CDE Lightband recently rolled out a smart thermostat program. “Rather than targeting 86,000 customers, there may be 20,000 customers that we think…this is ideal for them. So now we’re just targeting those 20,000 customers.”
For his part, Haynie detailed how AI has helped Santa Clara when it comes to load forecasting.
“We have hit 92 percent accuracy. Now, we are in Utah, where it’s sunny 300 days out of the year, so our weather is a little more predictable than some other regions,” Haynie said.
He noted that “we don’t buy all of our power…so our forecasting is about what is the demand going to be and can we generate it in house or do we have to go out in the market and buy the excess.”

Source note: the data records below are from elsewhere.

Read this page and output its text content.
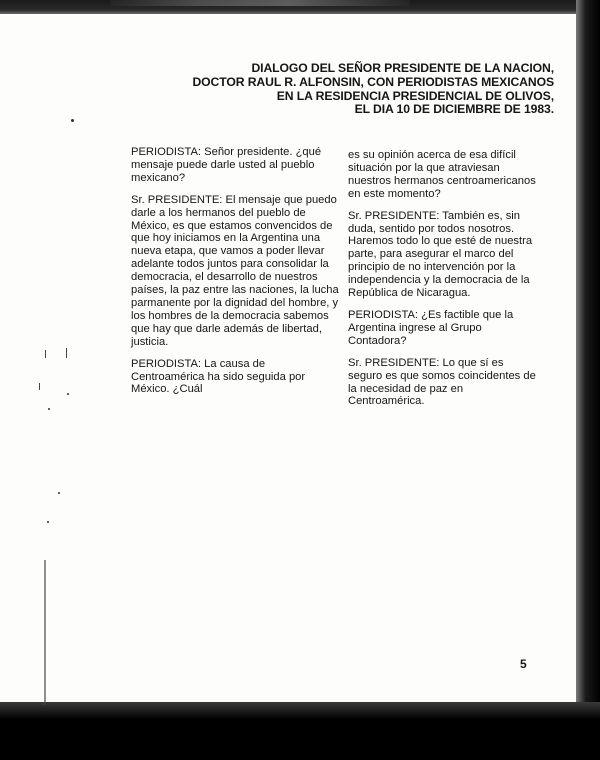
DIALOGO DEL SEÑOR PRESIDENTE DE LA NACION,
DOCTOR RAUL R. ALFONSIN, CON PERIODISTAS MEXICANOS
EN LA RESIDENCIA PRESIDENCIAL DE OLIVOS,
EL DIA 10 DE DICIEMBRE DE 1983.

PERIODISTA: Señor presidente. ¿qué mensaje puede darle usted al pueblo mexicano?

Sr. PRESIDENTE: El mensaje que puedo darle a los hermanos del pueblo de México, es que estamos convencidos de que hoy iniciamos en la Argentina una nueva etapa, que vamos a poder llevar adelante todos juntos para consolidar la democracia, el desarrollo de nuestros países, la paz entre las naciones, la lucha parmanente por la dignidad del hombre, y los hombres de la democracia sabemos que hay que darle además de libertad, justicia.

PERIODISTA: La causa de Centroamérica ha sido seguida por México. ¿Cuál

es su opinión acerca de esa difícil situación por la que atraviesan nuestros hermanos centroamericanos en este momento?

Sr. PRESIDENTE: También es, sin duda, sentido por todos nosotros. Haremos todo lo que esté de nuestra parte, para asegurar el marco del principio de no intervención por la independencia y la democracia de la República de Nicaragua.

PERIODISTA: ¿Es factible que la Argentina ingrese al Grupo Contadora?

Sr. PRESIDENTE: Lo que sí es seguro es que somos coincidentes de la necesidad de paz en Centroamérica.

5
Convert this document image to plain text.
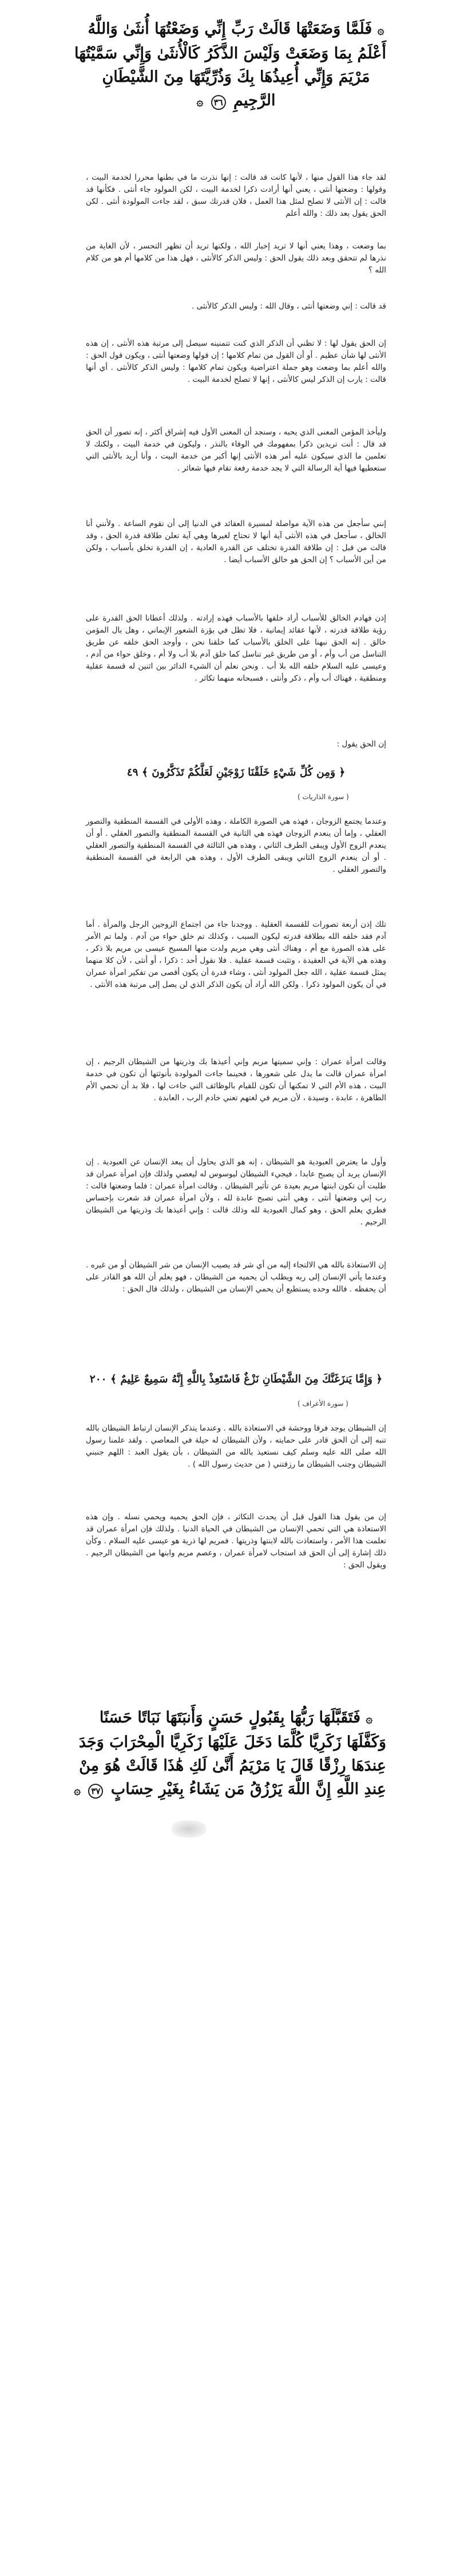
۞ فَلَمَّا وَضَعَتْهَا قَالَتْ رَبِّ إِنِّي وَضَعْتُهَا أُنثَىٰ وَاللَّهُ
أَعْلَمُ بِمَا وَضَعَتْ وَلَيْسَ الذَّكَرُ كَالْأُنثَىٰ وَإِنِّي سَمَّيْتُهَا
مَرْيَمَ وَإِنِّي أُعِيذُهَا بِكَ وَذُرِّيَّتَهَا مِنَ الشَّيْطَانِ
الرَّجِيمِ ٣٦ ۞

لقد جاء هذا القول منها ، لأنها كانت قد قالت : إنها نذرت ما في بطنها محررا لخدمة البيت ، وقولها : وضعتها أنثى ، يعني أنها أرادت ذكرا لخدمة البيت ، لكن المولود جاء أنثى . فكأنها قد قالت : إن الأنثى لا تصلح لمثل هذا العمل ، فلان قدرتك سبق ، لقد جاءت المولودة أنثى . لكن الحق يقول بعد ذلك : والله أعلم

بما وضعت ، وهذا يعني أنها لا تريد إخبار الله ، ولكنها تريد أن تظهر التحسر ، لأن الغاية من نذرها لم تتحقق وبعد ذلك يقول الحق : وليس الذكر كالأنثى ، فهل هذا من كلامها أم هو من كلام الله ؟

قد قالت : إني وضعتها أنثى ، وقال الله : وليس الذكر كالأنثى .

إن الحق يقول لها : لا تظني أن الذكر الذي كنت تتمنينه سيصل إلى مرتبة هذه الأنثى ، إن هذه الأنثى لها شأن عظيم . أو أن القول من تمام كلامها ؛ إن قولها وضعتها أنثى ، ويكون قول الحق : والله أعلم بما وضعت وهو جملة اعتراضية ويكون تمام كلامها : وليس الذكر كالأنثى . أي أنها قالت : يارب إن الذكر ليس كالأنثى ، إنها لا تصلح لخدمة البيت .

وليأخذ المؤمن المعنى الذي يحبه ، وسنجد أن المعنى الأول فيه إشراق أكثر ، إنه تصور أن الحق قد قال : أنت تريدين ذكرا بمفهومك في الوفاء بالنذر ، وليكون في خدمة البيت ، ولكنك لا تعلمين ما الذي سيكون عليه أمر هذه الأنثى إنها أكبر من خدمة البيت ، وأنا أريد بالأنثى التي ستعطيها فيها آية الرسالة التي لا يجد خدمة رفعة تقام فيها شعائر .

إنني سأجعل من هذه الآية مواصلة لمسيرة العقائد في الدنيا إلى أن تقوم الساعة . ولأنني أنا الخالق ، سأجعل في هذه الأنثى آية أنها لا تحتاج لغيرها وهي آية تعلن طلاقة قدرة الحق ، وقد قالت من قبل : إن طلاقة القدرة تختلف عن القدرة العادية ، إن القدرة تخلق بأسباب ، ولكن من أين الأسباب ؟ إن الحق هو خالق الأسباب أيضا .

إذن فهادم الخالق للأسباب أراد خلقها بالأسباب فهذه إرادته . ولذلك أعطانا الحق القدرة على رؤية طلاقة قدرته ، لأنها عقائد إيمانية ، فلا تظل في بؤرة الشعور الإيماني ، وهل بال المؤمن خالق . إنه الحق نبهنا على الخلق بالأسباب كما خلقنا نحن ، وأوجد الحق خلقه عن طريق التناسل من أب وأم ، أو من طريق غير تناسل كما خلق آدم بلا أب ولا أم ، وخلق حواء من آدم ، وعيسى عليه السلام خلقه الله بلا أب . ونحن نعلم أن الشيء الدائر بين اثنين له قسمة عقلية ومنطقية ، فهناك أب وأم ، ذكر وأنثى ، فسبحانه منهما تكاثر .

إن الحق يقول :

﴿ وَمِن كُلِّ شَيْءٍ خَلَقْنَا زَوْجَيْنِ لَعَلَّكُمْ تَذَكَّرُونَ ﴾ ٤٩
( سورة الذاريات )

وعندما يجتمع الزوجان ، فهذه هي الصورة الكاملة ، وهذه الأولى في القسمة المنطقية والتصور العقلي ، وإما أن ينعدم الزوجان فهذه هي الثانية في القسمة المنطقية والتصور العقلي . أو أن ينعدم الزوج الأول ويبقى الطرف الثاني ، وهذه هي الثالثة في القسمة المنطقية والتصور العقلي . أو أن ينعدم الزوج الثاني ويبقى الطرف الأول ، وهذه هي الرابعة في القسمة المنطقية والتصور العقلي .

تلك إذن أربعة تصورات للقسمة العقلية . ووجدنا جاء من اجتماع الزوجين الرجل والمرأة . أما آدم فقد خلقه الله بطلاقة قدرته ليكون السبب ، وكذلك تم خلق حواء من آدم . ولما تم الأمر على هذه الصورة مع أم ، وهناك أنثى وهي مريم ولدت منها المسيح عيسى بن مريم بلا ذكر ، وهذه هي الآية في العقيدة ، وتثبت قسمة عقلية . فلا نقول أحد : ذكرا ، أو أنثى ، لأن كلا منهما يمثل قسمة عقلية ، الله جعل المولود أنثى ، وشاء قدرة أن يكون أقصى من تفكير امرأة عمران في أن يكون المولود ذكرا . ولكن الله أراد أن يكون الذكر الذي لن يصل إلى مرتبة هذه الأنثى .

وقالت امرأة عمران : وإني سميتها مريم وإني أعيذها بك وذريتها من الشيطان الرجيم ، إن امرأة عمران قالت ما يدل على شعورها ، فحينما جاءت المولودة بأنوثتها أن تكون في خدمة البيت ، هذه الأم التي لا تمكنها أن تكون للقيام بالوظائف التي جاءت لها ، فلا بد أن تحمي الأم الطاهرة ، عابدة ، وسيدة ، لأن مريم في لغتهم تعني خادم الرب ، العابدة .

وأول ما يعترض العبودية هو الشيطان ، إنه هو الذي يحاول أن يبعد الإنسان عن العبودية . إن الإنسان يريد أن يصبح عابدا ، فيجيء الشيطان ليوسوس له ليعصي ولذلك فإن امرأة عمران قد طلبت أن تكون ابنتها مريم بعيدة عن تأثير الشيطان . وقالت امرأة عمران : فلما وضعتها قالت : رب إني وضعتها أنثى ، وهي أنثى تصبح عابدة لله ، ولأن امرأة عمران قد شعرت بإحساس فطري يعلم الحق ، وهو كمال العبودية لله وذلك قالت : وإني أعيذها بك وذريتها من الشيطان الرجيم .

إن الاستعاذة بالله هي الالتجاء إليه من أي شر قد يصيب الإنسان من شر الشيطان أو من غيره . وعندما يأتي الإنسان إلى ربه ويطلب أن يحميه من الشيطان ، فهو يعلم أن الله هو القادر على أن يحفظه . فالله وحده يستطيع أن يحمي الإنسان من الشيطان ، ولذلك قال الحق :

﴿ وَإِمَّا يَنزَغَنَّكَ مِنَ الشَّيْطَانِ نَزْغٌ فَاسْتَعِذْ بِاللَّهِ إِنَّهُ سَمِيعٌ عَلِيمٌ ﴾ ٢٠٠
( سورة الأعراف )

إن الشيطان يوجد فرقا ووحشة في الاستعاذة بالله . وعندما يتذكر الإنسان ارتباط الشيطان بالله تنبه إلى أن الحق قادر على حمايته ، ولأن الشيطان له حيلة في المعاصي . ولقد علمنا رسول الله صلى الله عليه وسلم كيف نستعيذ بالله من الشيطان ، بأن يقول العبد : اللهم جنبني الشيطان وجنب الشيطان ما رزقتني ( من حديث رسول الله ) .

إن من يقول هذا القول قبل أن يحدث التكاثر ، فإن الحق يحميه ويحمي نسله . وإن هذه الاستعاذة هي التي تحمي الإنسان من الشيطان في الحياة الدنيا . ولذلك فإن امرأة عمران قد تعلمت هذا الأمر ، واستعاذت بالله لابنتها وذريتها . فمريم لها ذرية هو عيسى عليه السلام . وكأن ذلك إشارة إلى أن الحق قد استجاب لامرأة عمران ، وعصم مريم وابنها من الشيطان الرجيم . ويقول الحق :

۞ فَتَقَبَّلَهَا رَبُّهَا بِقَبُولٍ حَسَنٍ وَأَنبَتَهَا نَبَاتًا حَسَنًا
وَكَفَّلَهَا زَكَرِيَّا كُلَّمَا دَخَلَ عَلَيْهَا زَكَرِيَّا الْمِحْرَابَ وَجَدَ
عِندَهَا رِزْقًا قَالَ يَا مَرْيَمُ أَنَّىٰ لَكِ هَٰذَا قَالَتْ هُوَ مِنْ
عِندِ اللَّهِ إِنَّ اللَّهَ يَرْزُقُ مَن يَشَاءُ بِغَيْرِ حِسَابٍ ٣٧ ۞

Haynie said “it’s a dollars and cents thing at the end of the day. We went from” around $15,000 in savings “to a quarter million in one month. It was huge when we saw that.”
That is because “we went from manual spread sheets – we had a scheduler who was inputting weather data from weather.com…pulling in load data from a bunch of different sources,” he said.
“Our system now goes back and it pulls all of that directly…and it’s iterative. It’s not just an algorithm that’s running the math behind it and spitting out a number. If it messes up it actually knows that it messed up, sends us an alert and then tries to fix it all by itself.”